Last Saturday, I went to to New Films/New Directors short film showcase, which included Frances Bodomo’s 14-minute film Afronauts. Based on the 1960s Zambian Space Program, which grade school teacher Edward Makuka Nkoloso set up and had amongst its crew a 17-year-old girl and two cats. In Bodomo’s film, albino model and actress, Diandra Forrest, stars as the 17-year old Matha Mwamba who is part of the mission to be the first Zambian astronaut. Along with her are the other members of the Zambian Space Academy as well as Auntie Sunday, played by Yolanda Ross.
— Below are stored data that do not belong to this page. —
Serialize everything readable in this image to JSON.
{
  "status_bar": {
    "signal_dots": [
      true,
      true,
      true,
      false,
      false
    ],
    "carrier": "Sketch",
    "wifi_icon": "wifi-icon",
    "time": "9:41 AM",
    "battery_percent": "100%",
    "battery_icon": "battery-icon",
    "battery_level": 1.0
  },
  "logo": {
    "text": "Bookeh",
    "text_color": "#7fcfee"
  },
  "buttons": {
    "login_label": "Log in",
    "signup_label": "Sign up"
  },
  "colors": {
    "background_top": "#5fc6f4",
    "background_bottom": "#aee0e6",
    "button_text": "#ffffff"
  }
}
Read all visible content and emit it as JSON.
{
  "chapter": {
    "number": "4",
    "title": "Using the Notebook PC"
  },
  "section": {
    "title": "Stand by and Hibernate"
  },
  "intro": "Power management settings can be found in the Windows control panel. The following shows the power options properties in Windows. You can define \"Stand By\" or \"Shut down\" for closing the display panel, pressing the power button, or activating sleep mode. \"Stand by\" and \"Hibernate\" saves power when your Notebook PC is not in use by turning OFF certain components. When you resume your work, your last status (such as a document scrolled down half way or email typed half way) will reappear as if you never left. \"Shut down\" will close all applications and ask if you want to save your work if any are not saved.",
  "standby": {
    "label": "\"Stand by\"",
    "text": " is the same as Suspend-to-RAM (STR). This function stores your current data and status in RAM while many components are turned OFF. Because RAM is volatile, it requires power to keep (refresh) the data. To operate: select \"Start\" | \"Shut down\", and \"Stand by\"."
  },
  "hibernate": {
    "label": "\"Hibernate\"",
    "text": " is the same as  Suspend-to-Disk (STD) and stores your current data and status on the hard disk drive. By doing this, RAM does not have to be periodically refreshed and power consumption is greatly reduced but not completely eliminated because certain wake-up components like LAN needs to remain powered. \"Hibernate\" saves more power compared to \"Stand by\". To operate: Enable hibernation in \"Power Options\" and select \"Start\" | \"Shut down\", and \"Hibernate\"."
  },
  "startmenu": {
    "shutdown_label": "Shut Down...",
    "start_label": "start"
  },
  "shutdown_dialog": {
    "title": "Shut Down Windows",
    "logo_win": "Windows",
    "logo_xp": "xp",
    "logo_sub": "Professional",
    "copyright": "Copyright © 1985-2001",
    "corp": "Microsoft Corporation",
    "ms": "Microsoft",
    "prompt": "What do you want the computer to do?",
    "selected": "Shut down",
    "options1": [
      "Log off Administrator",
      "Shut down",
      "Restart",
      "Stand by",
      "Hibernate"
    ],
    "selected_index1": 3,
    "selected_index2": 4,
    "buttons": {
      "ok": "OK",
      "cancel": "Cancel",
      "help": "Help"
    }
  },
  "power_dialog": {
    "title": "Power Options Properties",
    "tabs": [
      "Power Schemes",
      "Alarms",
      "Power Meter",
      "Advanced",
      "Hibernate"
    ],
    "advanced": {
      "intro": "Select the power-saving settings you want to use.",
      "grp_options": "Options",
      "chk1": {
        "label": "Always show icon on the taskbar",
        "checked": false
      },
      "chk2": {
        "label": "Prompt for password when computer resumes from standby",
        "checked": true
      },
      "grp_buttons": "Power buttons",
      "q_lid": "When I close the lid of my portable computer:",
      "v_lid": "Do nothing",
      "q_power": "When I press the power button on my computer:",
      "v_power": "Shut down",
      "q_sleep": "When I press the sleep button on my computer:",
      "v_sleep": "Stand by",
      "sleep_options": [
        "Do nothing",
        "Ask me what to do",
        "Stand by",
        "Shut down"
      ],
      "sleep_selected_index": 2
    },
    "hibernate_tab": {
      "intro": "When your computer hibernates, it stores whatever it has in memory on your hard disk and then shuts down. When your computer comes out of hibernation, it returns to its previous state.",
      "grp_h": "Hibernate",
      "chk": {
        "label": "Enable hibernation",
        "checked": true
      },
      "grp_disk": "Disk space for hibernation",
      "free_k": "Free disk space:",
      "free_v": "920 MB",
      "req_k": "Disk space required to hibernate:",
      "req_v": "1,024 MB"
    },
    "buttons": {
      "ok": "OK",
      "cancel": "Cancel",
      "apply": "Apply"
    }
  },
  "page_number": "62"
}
As said in a post-film discussion, the film has a timeless quality to it. Shot in black and white, the contrasts between the light of such images like the moon and shadows, like in the tent, are particularly striking. Also striking is the desert setting of the film; for a film about a space academy training to be astronauts, the lack of stereotypically futuristic or hi-tech tools replaced by the recycling of waste and scrapped materials, brings to the forefront the characters and why they need to do this. The characters do not seem to want to complete this mission for some commercial or nationalistic glory during the Cold War’s Space Race, but to show the desire of the spirit to overcome what appears to be the insurmountable. Despite her aunt’s fear of the danger or even her own, she is determined to go to the moon. Despite how they appear to others outside of the academy (just look at the original film for the space program above) and it rudimentary technology, they completely believe in the mission. Hoji Fortuna, who plays Nkoloso, tells Matha that she is the “mother of the exiles” and that he sees those in outer space “welcoming [her].” His nickname for her, a play on her name (“powerful woman”), harks back to a universal “mother of the abominations,” the mother of all the outcasts, and the underdogs, like in Revelations riding her beast of a spaceship on her way to usher in a new world.
Afronauts will be showing at NYU’s First Run Film Festival on April 3rd, the Dallas International Film Festival on April 5th and 6th, and at Sundance London on April 26th and 27th in addition to several others. Also, Bodomo is planning on turning the short into a feature film.